Zwischendrin plaudert sie im Altarraum, berichtet vom zufälligen Zusammentreffen mit der Organistin Monika Nestle in schweren Zeiten, dass sich als menschlicher und musikalischer Glückstreffer erwiesen habe und dass sie in der Zeit, als alle Konzertsäle geschlossen waren, Musik in den Kirchen der Region machen konnten. Nicht nur für Menschen, auch für Tiere spiele sie gern. Nicht nur Milchkühe, weiß man ja, bringen zur Musik Mozarts Höchstleistungen, auch Löwen und Tiger sind empfänglich für schöne Töne – vorausgesetzt sie sind gerade satt. Bettine Clemen komponiert auch. Nicht nur für Tiere, auch als Thema.
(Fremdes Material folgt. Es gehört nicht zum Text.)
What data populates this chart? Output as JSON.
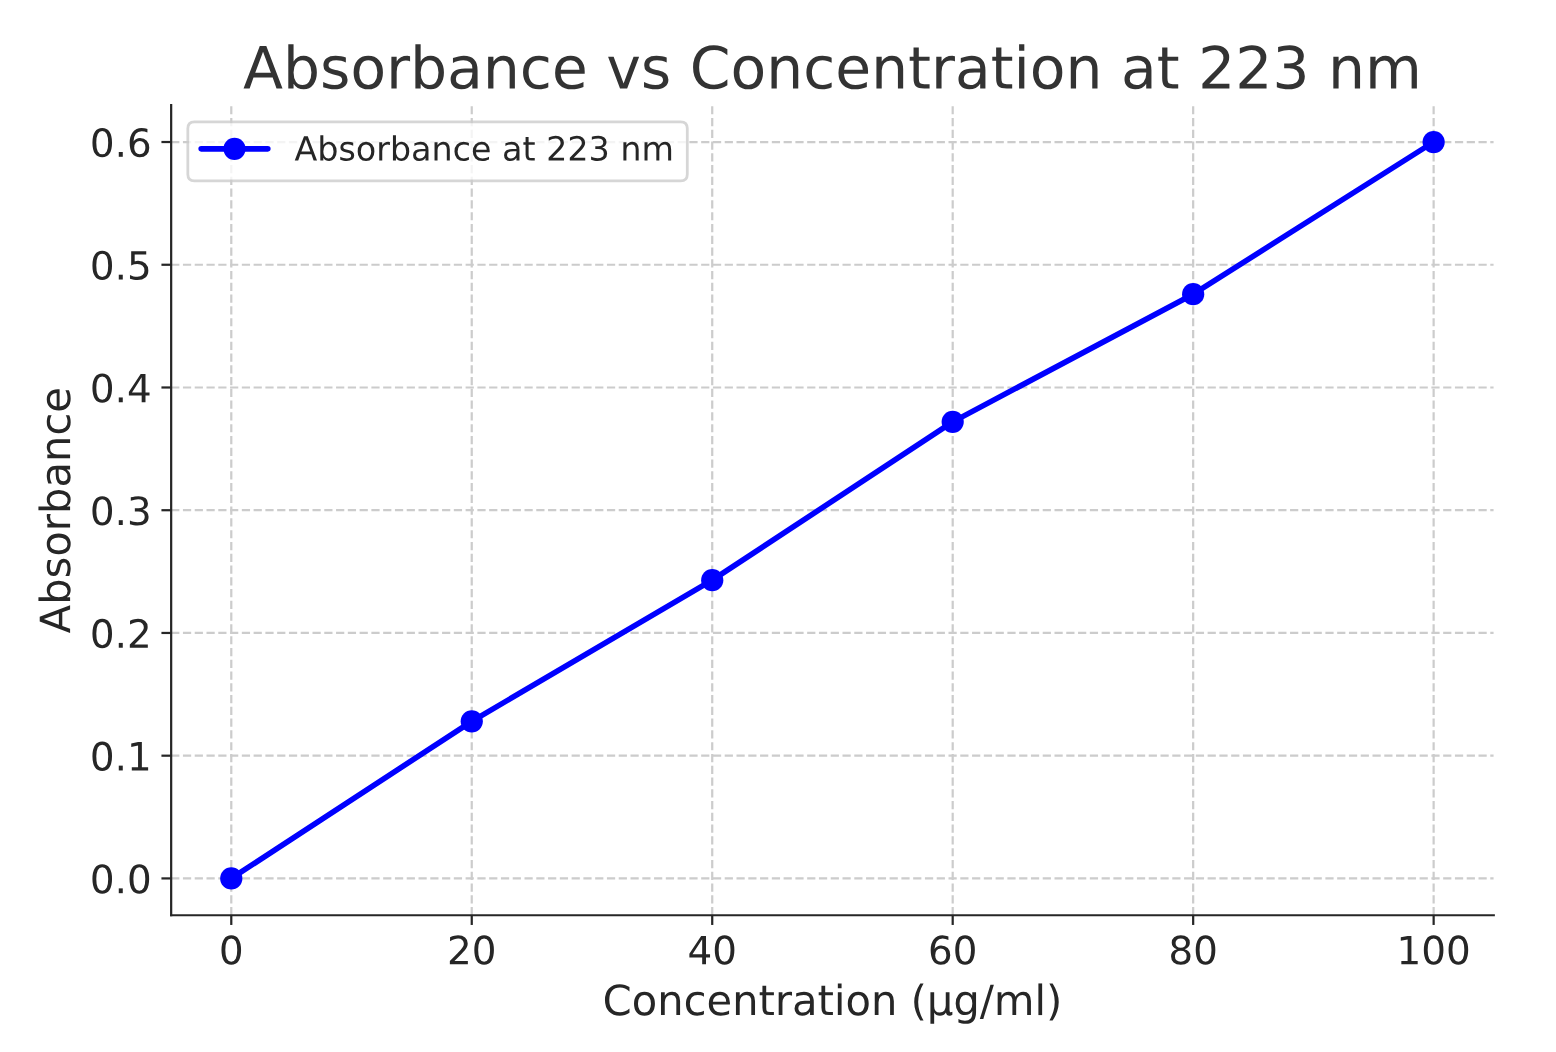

Bei einer Ausstellungseröffnung in der Ganghofer-Straße stellte sie eines dieser Werke vor und man sah geradezu bildlich die Herden durch die Galerie-Savanne preschen.
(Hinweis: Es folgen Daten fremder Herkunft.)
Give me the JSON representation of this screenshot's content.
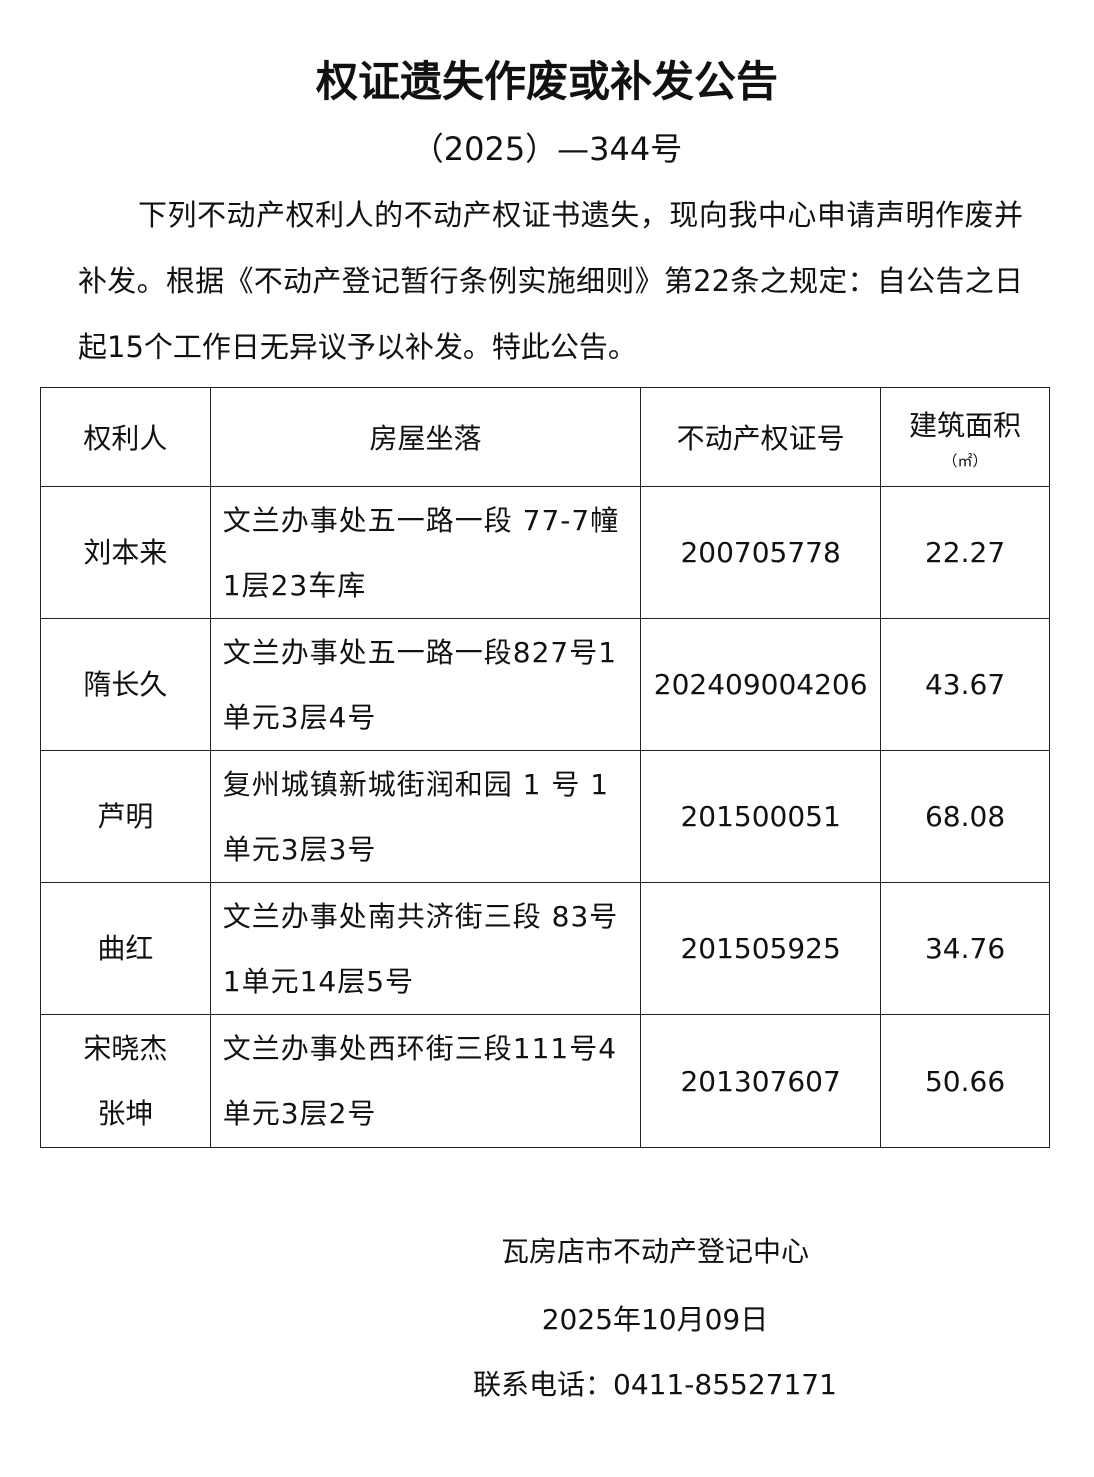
{
  "title": "权证遗失作废或补发公告",
  "number": "（2025）—344号",
  "body": "下列不动产权利人的不动产权证书遗失，现向我中心申请声明作废并补发。根据《不动产登记暂行条例实施细则》第22条之规定：自公告之日起15个工作日无异议予以补发。特此公告。",
  "table": {
    "headers": [
      "权利人",
      "房屋坐落",
      "不动产权证号",
      "建筑面积"
    ],
    "area_unit": "（㎡）",
    "rows": [
      {
        "owner": "刘本来",
        "address": "文兰办事处五一路一段 77-7幢1层23车库",
        "cert": "200705778",
        "area": "22.27"
      },
      {
        "owner": "隋长久",
        "address": "文兰办事处五一路一段827号1单元3层4号",
        "cert": "202409004206",
        "area": "43.67"
      },
      {
        "owner": "芦明",
        "address": "复州城镇新城街润和园 1 号 1单元3层3号",
        "cert": "201500051",
        "area": "68.08"
      },
      {
        "owner": "曲红",
        "address": "文兰办事处南共济街三段 83号1单元14层5号",
        "cert": "201505925",
        "area": "34.76"
      },
      {
        "owner": "宋晓杰\n张坤",
        "address": "文兰办事处西环街三段111号4单元3层2号",
        "cert": "201307607",
        "area": "50.66"
      }
    ]
  },
  "footer": {
    "org": "瓦房店市不动产登记中心",
    "date": "2025年10月09日",
    "phone": "联系电话：0411-85527171"
  }
}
Bettine Clemens Ortswechsel untermalte Monika Nestle mit einem zweigeteilten Orgelsolo. Es folgte Musik von Franz Xaver Schnizer, dem gängige Nachschlagewerke zwar nur eine regionale Bedeutung als Komponist bescheinigen, der allerdings, was im Allegro und dann im Intermezzo aus seiner Sonate Nr. 1 hörbar war, eine durchaus feinnervige Orgelmusik geschaffen hat. In Kirchen kommt der Dreivierteltakt wohl nicht oft zum Einsatz, aber die beiden Musikerinnen bewiesen, dass Flöte und Orgel durchaus auch dieser bizarren Konstellation gewachsen sind, vor allem, wenn es hervorragende Musikerinnen sind. »An der schönen blauen Donau« von Johann Strauß, ließ auch in diesem kühlen Raum das Tanzbein zucken. Zwar ist dieser langlebige Ohrwurm nicht von Franz-Josef Strauß, wie der Programmzettel behauptete, sondern von Johann Strauß, Sohn. Ersterer hat meist die feinen Töne gemieden und mit anderen, manchmal groben, Mitteln Aufmerksamkeit auf sich gezogen.

Zurück in den Zweiertakt, aber immer noch im Ohrwurm-Modus die flotte »Badinerie« aus der 2. Orchestersuite von Johann Sebastian Bach. Am Ende dieses außerordentlich stimmigen Konzertes gab es eine Zugabe, wobei der Bass-Staubsauger erneut zum Einsatz kam, wohl der tiefen Singstimme von Leonard Cohen geschuldet, dessen »Halleluja« den wunderbaren Abend sanft ausklingen ließ.